Gabriel remonta dans sa voiture ; il regarda d’un air pensif la route par laquelle était venu le voyageur, et il se chuchota à demi-voix les réflexions suivantes :

« Le Maypole… deux milles d’ici au Maypole. J’ai pris l’autre route pour venir de la Garenne, après une longue journée de travail aux serrures et aux sonnettes. Mon but était de ne point passer par le Maypole, et de ne point manquer de parole à Marthe en y entrant. Superbe résolution ! Il serait dangereux d’aller à Londres sans une lanterne allumée. Or, il y a quatre milles et un bon demi-mille en sus d’ici à Halfway-House[1], et c’est précisément entre ces deux points qu’on a le plus besoin de lumière. Deux milles d’ici au Maypole ! J’ai dit à Marthe que je n’y entrerais pas, et je n’y suis pas entré. Superbe résolution ! »

Répétant souvent ces deux derniers mots, comme s’il eût voulu compenser le peu de résolution qu’il allait faire voir par l’éloge de tout ce qu’il avait montré de résolution, Gabriel Varden retourna tranquillement sa voiture, décidé à prendre une lumière au Maypole, mais à n’y prendre qu’une lumière. Toutefois, quand il fut arrivé au Maypole, et que Joe, répondant à son appel bien connu, s’élança dehors à la tête de son cheval, laissant la porte ouverte derrière lui, et dévoilant une perspective de chaleur et de splendeur ; quand le vif éclat du foyer, ruisselant au travers des vieux rideaux rouges de la salle commune, parut apporter, comme une partie de lui-même, un agréable bourdonnement de voix, et une suave odeur de grog bouillant et de tabac exquis, le tout imbibé, pour ainsi dire, dans la joyeuse teinte brillante ; lorsque les ombres, passant rapidement sur les rideaux, montrèrent que ceux de l’intérieur s’étaient levés de leurs bonnes places et s’occupaient d’en faire une pour le serrurier dans l’encoignure la plus confortable (il la connaissait trop bien, cette encoignure), et qu’une large clarté, jaillissant soudain, annonça l’excellence de la bûche pétillante, d’où une magnifique gerbe d’étincelles tourbillonnait sans doute au faîte de la cheminée dans le moment même, en l’honneur de son arrivée ; lorsque, s’ajoutant à ces séductions, il se glissa jusqu’à lui de la lointaine cuisine un doux pétillement de friture, avec un cliquetis musical d’assiettes et de plats, et une odeur savoureuse qui changeait le vent impétueux en parfum, Gabriel sentit par tous ses pores sa fermeté s’en aller.
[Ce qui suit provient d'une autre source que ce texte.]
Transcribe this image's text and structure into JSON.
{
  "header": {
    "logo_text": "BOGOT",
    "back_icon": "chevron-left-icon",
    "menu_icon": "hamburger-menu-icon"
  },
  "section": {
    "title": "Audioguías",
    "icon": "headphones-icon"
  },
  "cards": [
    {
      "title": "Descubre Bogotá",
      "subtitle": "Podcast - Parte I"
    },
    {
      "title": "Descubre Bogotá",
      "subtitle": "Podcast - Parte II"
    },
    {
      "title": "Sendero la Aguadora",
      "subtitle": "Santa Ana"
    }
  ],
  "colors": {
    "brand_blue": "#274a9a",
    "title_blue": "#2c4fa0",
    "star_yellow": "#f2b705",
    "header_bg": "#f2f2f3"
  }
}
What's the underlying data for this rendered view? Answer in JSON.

Il essaya de regarder stoïquement la taverne, mais ses traits s’amollirent en un regard de tendresse. Il tourna la tête de l’autre côté ; mais la campagne froide et noire, à l’aspect rébarbatif, parut l’inviter à chercher un refuge dans les bras hospitaliers du Maypole.

« L’homme vraiment humain, Joe, dit le serrurier, est humain pour sa bête. Je vais entrer un petit instant, »
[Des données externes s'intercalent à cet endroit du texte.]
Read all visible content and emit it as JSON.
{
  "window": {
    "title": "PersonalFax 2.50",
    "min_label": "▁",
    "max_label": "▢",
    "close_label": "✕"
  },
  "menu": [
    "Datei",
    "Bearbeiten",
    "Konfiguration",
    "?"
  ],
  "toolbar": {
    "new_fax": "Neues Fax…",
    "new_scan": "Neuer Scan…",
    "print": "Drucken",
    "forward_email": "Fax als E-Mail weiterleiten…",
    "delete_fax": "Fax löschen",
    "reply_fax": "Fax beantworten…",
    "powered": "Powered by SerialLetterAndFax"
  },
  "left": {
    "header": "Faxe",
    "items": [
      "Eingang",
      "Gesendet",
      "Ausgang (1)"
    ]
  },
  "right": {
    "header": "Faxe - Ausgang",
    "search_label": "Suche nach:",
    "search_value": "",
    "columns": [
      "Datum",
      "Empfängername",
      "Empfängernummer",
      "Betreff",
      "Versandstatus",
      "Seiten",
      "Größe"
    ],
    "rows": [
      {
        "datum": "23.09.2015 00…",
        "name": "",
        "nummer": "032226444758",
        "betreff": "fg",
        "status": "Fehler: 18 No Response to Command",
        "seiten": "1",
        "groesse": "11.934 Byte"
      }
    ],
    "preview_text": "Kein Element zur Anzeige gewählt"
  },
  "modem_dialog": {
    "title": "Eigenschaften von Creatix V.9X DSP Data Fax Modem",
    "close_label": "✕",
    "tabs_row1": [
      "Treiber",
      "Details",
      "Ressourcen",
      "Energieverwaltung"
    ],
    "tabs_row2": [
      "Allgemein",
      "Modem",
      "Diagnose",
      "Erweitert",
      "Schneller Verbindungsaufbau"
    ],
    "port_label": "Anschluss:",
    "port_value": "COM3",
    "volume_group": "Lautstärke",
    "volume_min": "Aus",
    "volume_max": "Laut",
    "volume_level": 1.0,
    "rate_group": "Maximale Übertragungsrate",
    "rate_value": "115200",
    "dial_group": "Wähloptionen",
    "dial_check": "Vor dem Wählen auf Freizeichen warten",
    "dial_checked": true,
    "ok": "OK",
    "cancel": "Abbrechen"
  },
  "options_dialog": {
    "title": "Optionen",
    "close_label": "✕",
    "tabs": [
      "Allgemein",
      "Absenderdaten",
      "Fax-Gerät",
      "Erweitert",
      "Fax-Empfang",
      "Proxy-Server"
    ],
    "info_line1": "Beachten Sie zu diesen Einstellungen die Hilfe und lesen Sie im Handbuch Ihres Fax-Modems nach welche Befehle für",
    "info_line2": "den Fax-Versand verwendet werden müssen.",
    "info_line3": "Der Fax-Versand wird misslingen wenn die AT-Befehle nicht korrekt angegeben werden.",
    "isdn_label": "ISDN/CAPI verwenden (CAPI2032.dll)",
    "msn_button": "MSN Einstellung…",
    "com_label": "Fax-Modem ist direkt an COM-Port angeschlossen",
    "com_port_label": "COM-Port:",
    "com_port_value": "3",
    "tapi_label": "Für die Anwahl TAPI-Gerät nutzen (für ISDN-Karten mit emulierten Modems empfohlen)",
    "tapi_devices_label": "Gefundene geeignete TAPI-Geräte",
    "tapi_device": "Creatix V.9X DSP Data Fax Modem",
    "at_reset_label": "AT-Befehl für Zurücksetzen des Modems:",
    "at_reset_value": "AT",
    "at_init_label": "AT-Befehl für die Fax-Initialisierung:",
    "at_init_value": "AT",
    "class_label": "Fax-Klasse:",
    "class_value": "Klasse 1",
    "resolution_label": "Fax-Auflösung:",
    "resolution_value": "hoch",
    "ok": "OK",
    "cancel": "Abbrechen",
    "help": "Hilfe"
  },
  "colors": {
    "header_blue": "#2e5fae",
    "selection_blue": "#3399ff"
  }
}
Et, en effet, n’était-il pas bien naturel d’entrer ? ne semblait-il pas contre nature, au contraire, à un homme sage de trimer dans le gâchis des routes, en affrontant les rudes coups de vent et la pluie battante, lorsqu’il y avait là un plancher propre, couvert d’un sable blanc qui craquait sous le pied, un âtre bien balayé, un feu flambant, une table parée de linge d’une blancheur parfaite, des cannelles d’étain éblouissantes, et d’autres préparatifs fort tentants d’un repas bien accommodé ; lorsqu’il y avait là de pareilles choses et une compagnie disposée à y faire honneur, tout cela sous sa main et le conviant avec instance au plaisir !

  1. L’auberge située à la moitié de la route.